Timelines and the Statute of Limitations ⏱️

Arkansas has a statute of limitations for personal injury claims — a legal deadline by which a lawsuit must be filed or the right to sue is typically lost. The specific deadline depends on the type of claim, who is being sued, and other case-specific factors. Missing this deadline generally eliminates the ability to recover through litigation, regardless of how strong the underlying claim might be.

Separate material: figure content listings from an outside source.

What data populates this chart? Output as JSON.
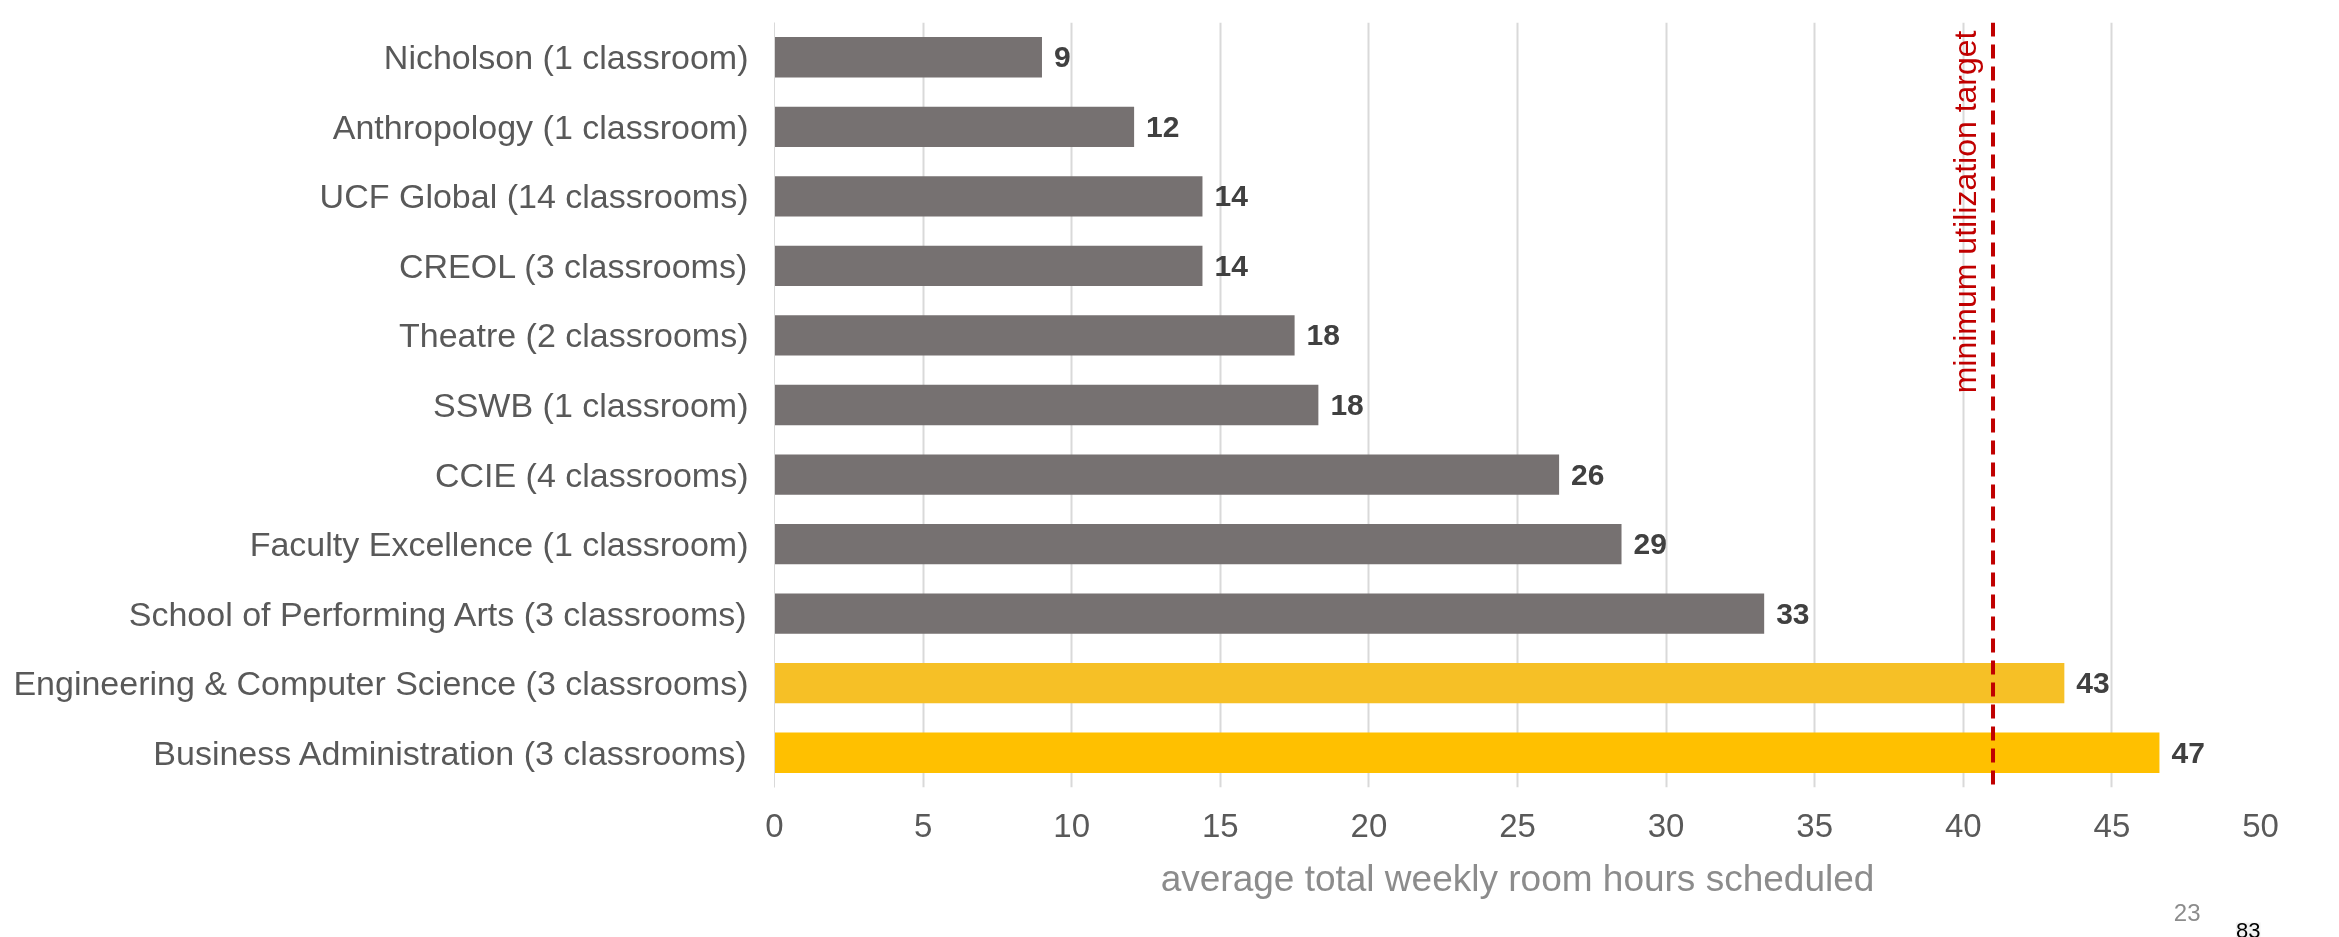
{
  "chart_data": {
    "type": "bar",
    "orientation": "horizontal",
    "xlabel": "average total weekly room hours scheduled",
    "categories": [
      "Nicholson (1 classroom)",
      "Anthropology (1 classroom)",
      "UCF Global (14 classrooms)",
      "CREOL (3 classrooms)",
      "Theatre (2 classrooms)",
      "SSWB (1 classroom)",
      "CCIE (4 classrooms)",
      "Faculty Excellence (1 classroom)",
      "School of Performing Arts (3 classrooms)",
      "Engineering & Computer Science (3 classrooms)",
      "Business Administration (3 classrooms)"
    ],
    "values": [
      9.0,
      12.1,
      14.4,
      14.4,
      17.5,
      18.3,
      26.4,
      28.5,
      33.3,
      43.4,
      46.6
    ],
    "value_labels": [
      "9",
      "12",
      "14",
      "14",
      "18",
      "18",
      "26",
      "29",
      "33",
      "43",
      "47"
    ],
    "colors": [
      "#767171",
      "#767171",
      "#767171",
      "#767171",
      "#767171",
      "#767171",
      "#767171",
      "#767171",
      "#767171",
      "#f6c026",
      "#ffc000"
    ],
    "xlim": [
      0,
      50
    ],
    "xticks": [
      0,
      5,
      10,
      15,
      20,
      25,
      30,
      35,
      40,
      45,
      50
    ],
    "grid": "x",
    "ref_lines": [
      {
        "axis": "x",
        "value": 41,
        "label": "minimum utilization target",
        "color": "#c00000",
        "line_style": "dashed"
      }
    ],
    "annotations": [
      "23",
      "83"
    ]
  }
}
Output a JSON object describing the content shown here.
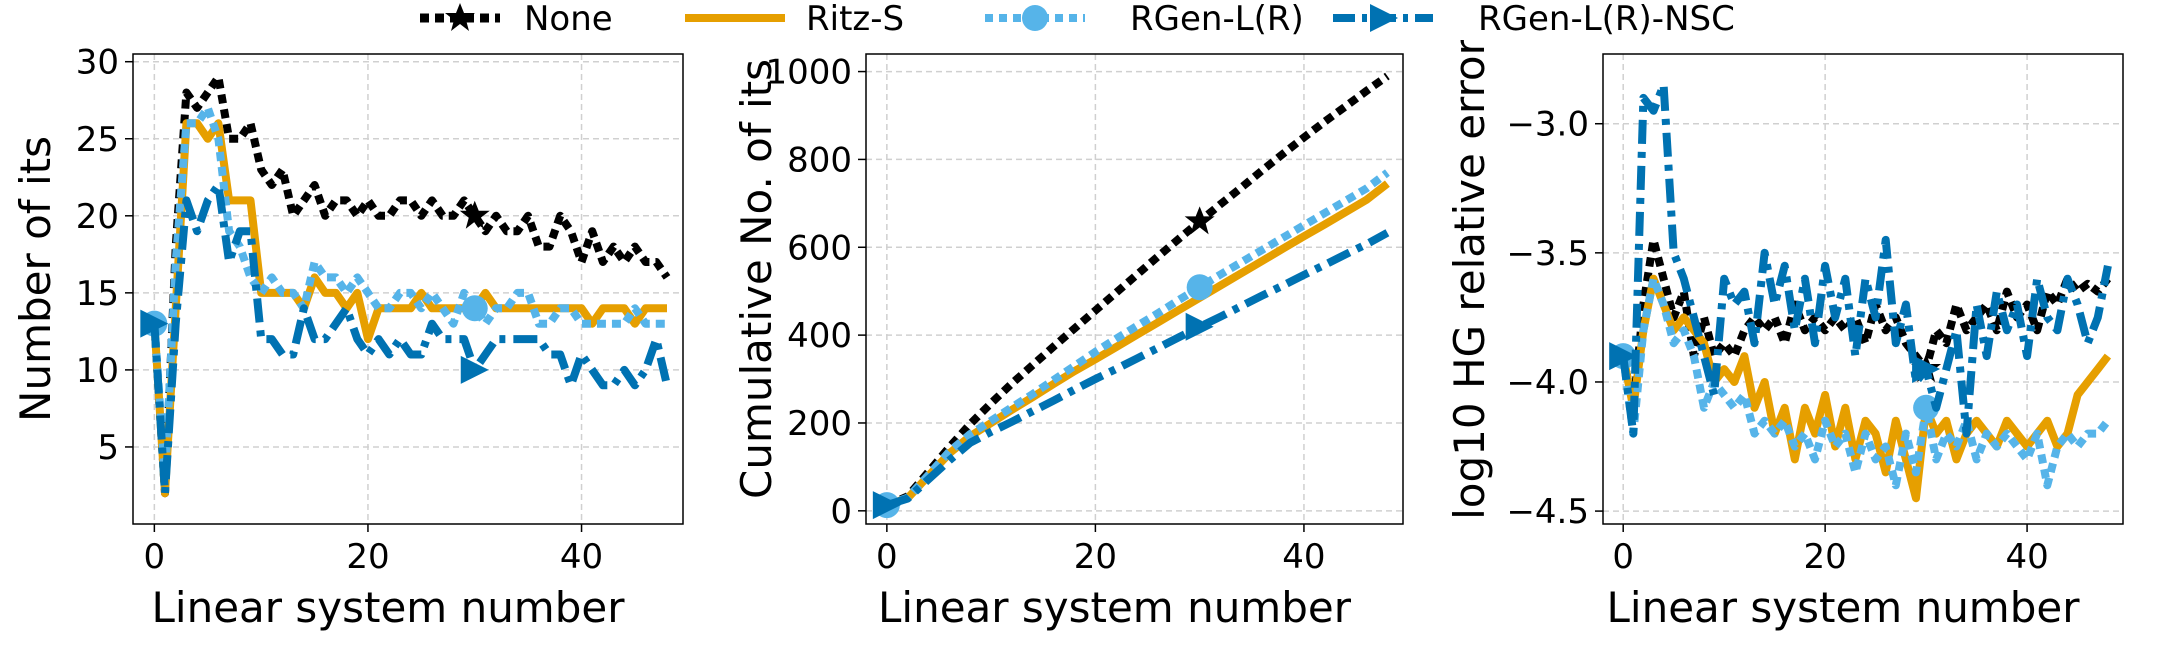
{
  "legend": [
    {
      "name": "None",
      "color": "#000000",
      "dash": "dotted",
      "marker": "star"
    },
    {
      "name": "Ritz-S",
      "color": "#E69F00",
      "dash": "solid",
      "marker": "none"
    },
    {
      "name": "RGen-L(R)",
      "color": "#56B4E9",
      "dash": "dotted",
      "marker": "circle"
    },
    {
      "name": "RGen-L(R)-NSC",
      "color": "#0072B2",
      "dash": "dashdot",
      "marker": "triangle-right"
    }
  ],
  "chart_data": [
    {
      "type": "line",
      "xlabel": "Linear system number",
      "ylabel": "Number of its",
      "xlim": [
        -2,
        49.5
      ],
      "ylim": [
        0,
        30.5
      ],
      "xticks": [
        0,
        20,
        40
      ],
      "yticks": [
        5,
        10,
        15,
        20,
        25,
        30
      ],
      "grid": true,
      "marker_x": 30,
      "x": [
        0,
        1,
        2,
        3,
        4,
        5,
        6,
        7,
        8,
        9,
        10,
        11,
        12,
        13,
        14,
        15,
        16,
        17,
        18,
        19,
        20,
        21,
        22,
        23,
        24,
        25,
        26,
        27,
        28,
        29,
        30,
        31,
        32,
        33,
        34,
        35,
        36,
        37,
        38,
        39,
        40,
        41,
        42,
        43,
        44,
        45,
        46,
        47,
        48
      ],
      "series": [
        {
          "name": "None",
          "values": [
            13,
            2,
            18,
            28,
            27,
            28,
            29,
            25,
            25,
            26,
            23,
            22,
            23,
            20,
            21,
            22,
            20,
            21,
            21,
            20,
            21,
            20,
            20,
            21,
            21,
            20,
            21,
            20,
            20,
            21,
            20,
            19,
            20,
            19,
            19,
            20,
            18,
            18,
            20,
            19,
            17,
            19,
            17,
            18,
            17,
            18,
            17,
            17,
            16
          ]
        },
        {
          "name": "Ritz-S",
          "values": [
            13,
            2,
            14,
            26,
            26,
            25,
            26,
            21,
            21,
            21,
            15,
            15,
            15,
            15,
            14,
            16,
            15,
            15,
            14,
            15,
            12,
            14,
            14,
            14,
            14,
            15,
            14,
            14,
            14,
            14,
            14,
            15,
            14,
            14,
            14,
            14,
            14,
            14,
            14,
            14,
            14,
            13,
            14,
            14,
            14,
            13,
            14,
            14,
            14
          ]
        },
        {
          "name": "RGen-L(R)",
          "values": [
            13,
            3,
            17,
            26,
            26,
            27,
            25,
            19,
            18,
            16,
            15,
            16,
            15,
            15,
            14,
            17,
            16,
            16,
            15,
            16,
            15,
            14,
            14,
            15,
            15,
            14,
            15,
            14,
            13,
            15,
            14,
            13,
            14,
            14,
            15,
            15,
            13,
            13,
            14,
            14,
            13,
            13,
            13,
            13,
            13,
            14,
            13,
            13,
            13
          ]
        },
        {
          "name": "RGen-L(R)-NSC",
          "values": [
            13,
            2,
            13,
            21,
            19,
            21,
            22,
            17,
            19,
            19,
            12,
            12,
            11,
            11,
            14,
            12,
            12,
            13,
            14,
            12,
            11,
            12,
            11,
            12,
            11,
            11,
            13,
            12,
            12,
            12,
            10,
            11,
            12,
            12,
            12,
            12,
            12,
            11,
            11,
            9,
            11,
            10,
            9,
            9,
            10,
            9,
            10,
            12,
            9
          ]
        }
      ]
    },
    {
      "type": "line",
      "xlabel": "Linear system number",
      "ylabel": "Cumulative No. of its",
      "xlim": [
        -2,
        49.5
      ],
      "ylim": [
        -30,
        1040
      ],
      "xticks": [
        0,
        20,
        40
      ],
      "yticks": [
        0,
        200,
        400,
        600,
        800,
        1000
      ],
      "grid": true,
      "marker_x": 30,
      "x": [
        0,
        2,
        4,
        6,
        8,
        10,
        12,
        14,
        16,
        18,
        20,
        22,
        24,
        26,
        28,
        30,
        32,
        34,
        36,
        38,
        40,
        42,
        44,
        46,
        48
      ],
      "series": [
        {
          "name": "None",
          "values": [
            13,
            33,
            89,
            145,
            198,
            245,
            290,
            332,
            374,
            415,
            456,
            497,
            538,
            579,
            619,
            659,
            698,
            736,
            775,
            813,
            850,
            886,
            921,
            956,
            990
          ]
        },
        {
          "name": "Ritz-S",
          "values": [
            13,
            29,
            80,
            131,
            170,
            200,
            230,
            259,
            289,
            318,
            345,
            373,
            401,
            429,
            457,
            485,
            513,
            541,
            569,
            597,
            625,
            652,
            680,
            708,
            745
          ]
        },
        {
          "name": "RGen-L(R)",
          "values": [
            13,
            30,
            82,
            135,
            175,
            205,
            236,
            266,
            298,
            330,
            362,
            392,
            421,
            450,
            480,
            509,
            538,
            566,
            594,
            622,
            650,
            678,
            706,
            734,
            770
          ]
        },
        {
          "name": "RGen-L(R)-NSC",
          "values": [
            13,
            28,
            72,
            115,
            155,
            180,
            203,
            227,
            251,
            276,
            300,
            323,
            347,
            371,
            395,
            419,
            442,
            466,
            490,
            513,
            537,
            560,
            584,
            607,
            633
          ]
        }
      ]
    },
    {
      "type": "line",
      "xlabel": "Linear system number",
      "ylabel": "log10 HG relative error",
      "xlim": [
        -2,
        49.5
      ],
      "ylim": [
        -4.55,
        -2.73
      ],
      "xticks": [
        0,
        20,
        40
      ],
      "yticks": [
        -4.5,
        -4.0,
        -3.5,
        -3.0
      ],
      "ytick_labels": [
        "−4.5",
        "−4.0",
        "−3.5",
        "−3.0"
      ],
      "grid": true,
      "marker_x": 30,
      "x": [
        0,
        1,
        2,
        3,
        4,
        5,
        6,
        7,
        8,
        9,
        10,
        11,
        12,
        13,
        14,
        15,
        16,
        17,
        18,
        19,
        20,
        21,
        22,
        23,
        24,
        25,
        26,
        27,
        28,
        29,
        30,
        31,
        32,
        33,
        34,
        35,
        36,
        37,
        38,
        39,
        40,
        41,
        42,
        43,
        44,
        45,
        46,
        47,
        48
      ],
      "series": [
        {
          "name": "None",
          "values": [
            -3.9,
            -4.1,
            -3.7,
            -3.45,
            -3.6,
            -3.75,
            -3.65,
            -3.9,
            -3.75,
            -3.9,
            -3.85,
            -3.9,
            -3.8,
            -3.75,
            -3.8,
            -3.75,
            -3.85,
            -3.7,
            -3.8,
            -3.75,
            -3.8,
            -3.75,
            -3.8,
            -3.75,
            -3.85,
            -3.7,
            -3.8,
            -3.75,
            -3.85,
            -3.9,
            -3.95,
            -3.8,
            -3.85,
            -3.7,
            -3.8,
            -3.75,
            -3.7,
            -3.8,
            -3.65,
            -3.75,
            -3.7,
            -3.8,
            -3.65,
            -3.7,
            -3.6,
            -3.65,
            -3.62,
            -3.65,
            -3.6
          ]
        },
        {
          "name": "Ritz-S",
          "values": [
            -3.9,
            -4.1,
            -3.8,
            -3.6,
            -3.7,
            -3.8,
            -3.75,
            -3.8,
            -3.85,
            -4.0,
            -3.95,
            -4.0,
            -3.9,
            -4.1,
            -4.0,
            -4.2,
            -4.1,
            -4.3,
            -4.1,
            -4.2,
            -4.05,
            -4.25,
            -4.1,
            -4.3,
            -4.15,
            -4.2,
            -4.35,
            -4.15,
            -4.3,
            -4.45,
            -4.1,
            -4.2,
            -4.15,
            -4.3,
            -4.2,
            -4.15,
            -4.2,
            -4.25,
            -4.15,
            -4.2,
            -4.25,
            -4.2,
            -4.15,
            -4.25,
            -4.2,
            -4.05,
            -4.0,
            -3.95,
            -3.9
          ]
        },
        {
          "name": "RGen-L(R)",
          "values": [
            -3.9,
            -4.2,
            -3.8,
            -3.6,
            -3.7,
            -3.85,
            -3.8,
            -3.9,
            -4.1,
            -4.0,
            -4.05,
            -4.1,
            -4.05,
            -4.2,
            -4.15,
            -4.2,
            -4.15,
            -4.25,
            -4.2,
            -4.3,
            -4.15,
            -4.25,
            -4.2,
            -4.35,
            -4.2,
            -4.3,
            -4.25,
            -4.4,
            -4.2,
            -4.35,
            -4.1,
            -4.3,
            -4.2,
            -4.25,
            -4.15,
            -4.3,
            -4.2,
            -4.25,
            -4.2,
            -4.25,
            -4.3,
            -4.2,
            -4.4,
            -4.25,
            -4.2,
            -4.25,
            -4.2,
            -4.2,
            -4.15
          ]
        },
        {
          "name": "RGen-L(R)-NSC",
          "values": [
            -3.9,
            -4.2,
            -2.9,
            -2.95,
            -2.85,
            -3.5,
            -3.6,
            -3.75,
            -3.9,
            -4.05,
            -3.6,
            -3.7,
            -3.65,
            -3.85,
            -3.5,
            -3.7,
            -3.55,
            -3.8,
            -3.6,
            -3.85,
            -3.55,
            -3.75,
            -3.6,
            -3.9,
            -3.6,
            -3.75,
            -3.45,
            -3.85,
            -3.7,
            -4.0,
            -3.95,
            -4.1,
            -3.95,
            -3.8,
            -4.2,
            -3.7,
            -3.9,
            -3.65,
            -3.8,
            -3.7,
            -3.9,
            -3.6,
            -3.75,
            -3.8,
            -3.6,
            -3.7,
            -3.85,
            -3.75,
            -3.55
          ]
        }
      ]
    }
  ]
}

Beyond the filing deadline, claims themselves take time. Settlement negotiations can extend months to over a year depending on:

  • How long medical treatment continues
  • How quickly insurers investigate and respond
  • Whether liability is disputed
  • Whether litigation becomes necessary

Key Terms Worth Understanding

  • Subrogation — when your own insurer pays your claim and then seeks reimbursement from the at-fault party's insurer
  • Demand letter — a formal document sent to an insurer outlining damages and requesting a specific settlement amount
  • Adjuster — the insurance company representative who investigates and evaluates the claim
  • Lien — a legal claim against your settlement proceeds, often asserted by health insurers or medical providers who paid for treatment
  • Diminished value — the reduction in a vehicle's market value after repair, which may be separately claimable

What Your Specific Situation Requires

Arkansas's comparative fault framework, its at-fault insurance system, and the absence of PIP requirements all shape how claims unfold here — differently than in no-fault states like Florida or Michigan, and differently than in contributory negligence states like Virginia. But even within Arkansas, outcomes vary considerably based on the nature of the accident, who was involved, what insurance policies are in play, and how fault is ultimately assigned.

The general framework is consistent. How it applies to any particular set of facts is where the details become decisive.